The Consumer Financial Protection Bureau (CFPB) took action last week against a major mortgage lender, Prospect Mortgage, LLC, for paying illegal kickbacks for mortgage referrals. In addition, two real estate brokers and a mortgage servicer were held responsible for taking the illegal kickbacks.
Under the terms of the action announced by the CFPB, “Prospect will pay a $3.5 million civil penalty for its illegal conduct, and the real estate brokers and servicer will pay a combined $495,000 in consumer relief, repayment of ill-gotten gains, and penalties.”

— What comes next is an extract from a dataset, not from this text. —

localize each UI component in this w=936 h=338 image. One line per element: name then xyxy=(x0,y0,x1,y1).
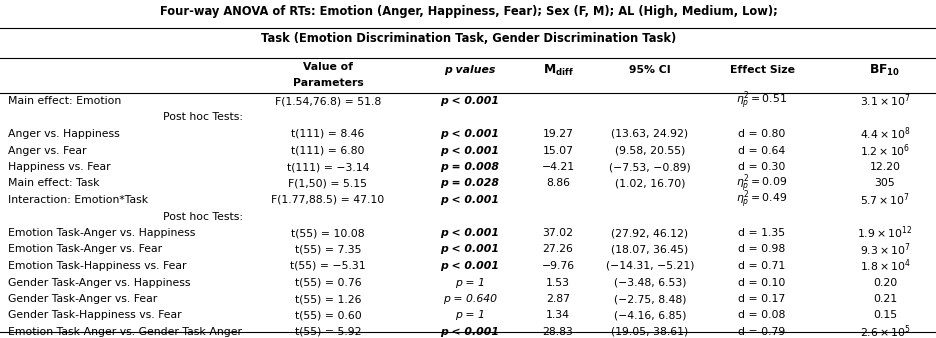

According to reports on this and to my knowledge, this is the first legal action against a real estate broker by the CFPB. In a press release issued by the CFPB on Tuesday, January 31st CFPB Director Richard Cordray states, “Today’s action sends a clear message that it is illegal to make or accept payments for mortgage referrals. We will hold both sides of these improper arrangements accountable for breaking the law, which skews the real estate market to the disadvantage of consumers and honest businesses.”
REALTOR Magazine reports, “The action involves marketing service agreements, an area of RESPA enforcement that the National Association of REALTORS® says generates confusion among real estate companies and others in the industry. The association says its analysts on staff will closely examine the facts of these cases and build on existing guidance for real estate professionals for how to best comply with RESPA.”